空しくも美しく怨念の消えた話

 

 27歳の時菊池 寛と喧嘩して、文壇を放逐された今 東光が雌伏32年後、「お吟さま」で直木賞を受賞した時は、かっての文壇を牛耳っていた菊池 寛も戦後追放に会い、自ら創った「文芸春秋」を退いて鬼籍にはいっていた。

 若い頃、不良少年だった今 東光が、芥川竜之介によって菊池 寛に紹介された時、菊池 寛は「ふうん、これが有名な不良少年かね」と言った。又第五次「新思潮」の発刊の折り、同人に加えようとした時、菊池 寛は「あれは不良少年じゃないか。中学さえ出ていないくせに、君たち仲間のような顔をして、大学の教室へ出入りしているという話だ。「新思潮」は元来、一高と帝国大学の卒業生で作られている。今 東光のような不良少年に参加させるのは、伝統に傷をつけるものだ」と言って反対した。

 だが川端康成が「今君を仲間に入れられないなら、「新思潮」をやる訳にはいきません」と言われて、今 東光の入会を認めた。「新思潮」に掲載された今 東光の随筆を読んだ菊池 寛は、その才能を認め、新たに創刊する「文芸春秋」に加わるように誘った。そして弟子を持たないことで有名な谷崎潤一郎に「谷崎さんも、今のような男を弟子に持っているとは、さすがだね」と言うまでになった。

 ところが、どうした経緯の違いか判らないが、両者が互いに反目しあうようになった。敢えて推測するとすれば、文芸春秋社発行の「文芸講座」に今 東光の名がなく、川端康成、石浜金作、鈴木彦次郎等には文学士の肩書きが付されていた。

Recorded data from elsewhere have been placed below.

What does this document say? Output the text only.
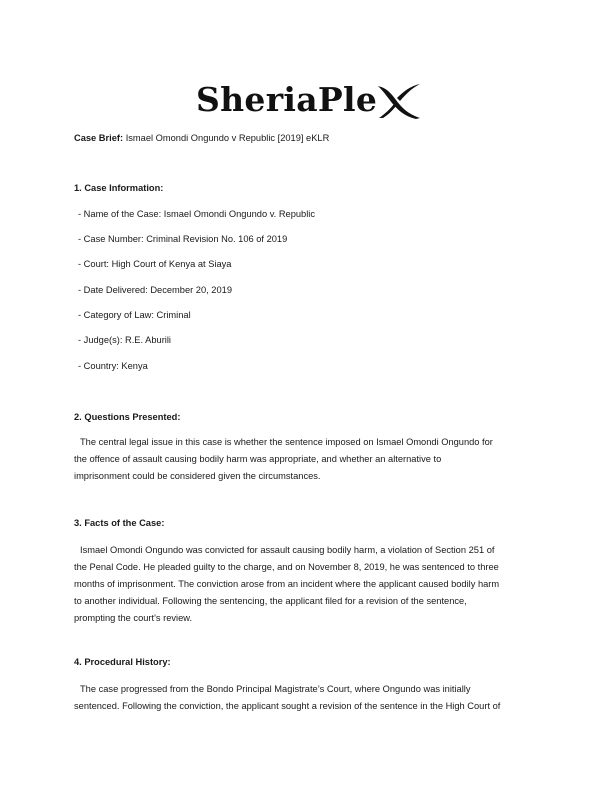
SheriaPle
Case Brief: Ismael Omondi Ongundo v Republic [2019] eKLR
1. Case Information:
- Name of the Case: Ismael Omondi Ongundo v. Republic
- Case Number: Criminal Revision No. 106 of 2019
- Court: High Court of Kenya at Siaya
- Date Delivered: December 20, 2019
- Category of Law: Criminal
- Judge(s): R.E. Aburili
- Country: Kenya
2. Questions Presented:
The central legal issue in this case is whether the sentence imposed on Ismael Omondi Ongundo for
the offence of assault causing bodily harm was appropriate, and whether an alternative to
imprisonment could be considered given the circumstances.
3. Facts of the Case:
Ismael Omondi Ongundo was convicted for assault causing bodily harm, a violation of Section 251 of
the Penal Code. He pleaded guilty to the charge, and on November 8, 2019, he was sentenced to three
months of imprisonment. The conviction arose from an incident where the applicant caused bodily harm
to another individual. Following the sentencing, the applicant filed for a revision of the sentence,
prompting the court's review.
4. Procedural History:
The case progressed from the Bondo Principal Magistrate’s Court, where Ongundo was initially
sentenced. Following the conviction, the applicant sought a revision of the sentence in the High Court of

 しかし実際なにが原因で、両者が仲たがいになったかはナゾである。今 東光は「文芸春秋」を脱退して、転々と雑誌の同人を変えながら、菊池 寛を攻撃した。「文芸春秋」では直木三十五が今 東光に応酬し、誌面を通じて熾烈な人身攻撃が展開された。だが次第に今 東光は文壇から孤立を余儀なくされ、仏門にはいるのである。昭和5年のことである。

 今 東光が直木賞を受賞した後、数年して今 東光、日出海兄弟の母親が亡くなり、納骨に多摩墓地を訪れた時偶々、墓地の松林を歩いていていると、菊池 寛の墓の前に出た。

 今 東光はかっての好敵手がいまは静かに眠っている墓前に跪いて、経文を捧げた。菊池 寛は地下で、「今君、もういいよ。わかったよ。短いお経で沢山だよ」と言いながら、袂にじゃらじゃらと音を立てている銀貨を鷲掴みにして、御布施を出さないと気がすまないような顔をしているように思ったという。ここに長年の怨念が図らずも氷解したのである。

 菊池 寛の名作に「恩讐の彼方に」がある。主人中川三郎兵衛の愛妾お弓との仲がわかられ、主人を刺殺して市九郎はお弓と逃亡する。が強欲なお弓に絶望して、出家する。了海と名乗って全国を巡っている時に,豊前耶馬渓の難所の墜道開削に打ち込む。そうしているうちに、父の敵討ちに中川実之助がやってくる。だが今は親の敵が、人のために無心に開削している姿を目の当たりにして、中川実之助も協力すると言うスト−リ−である。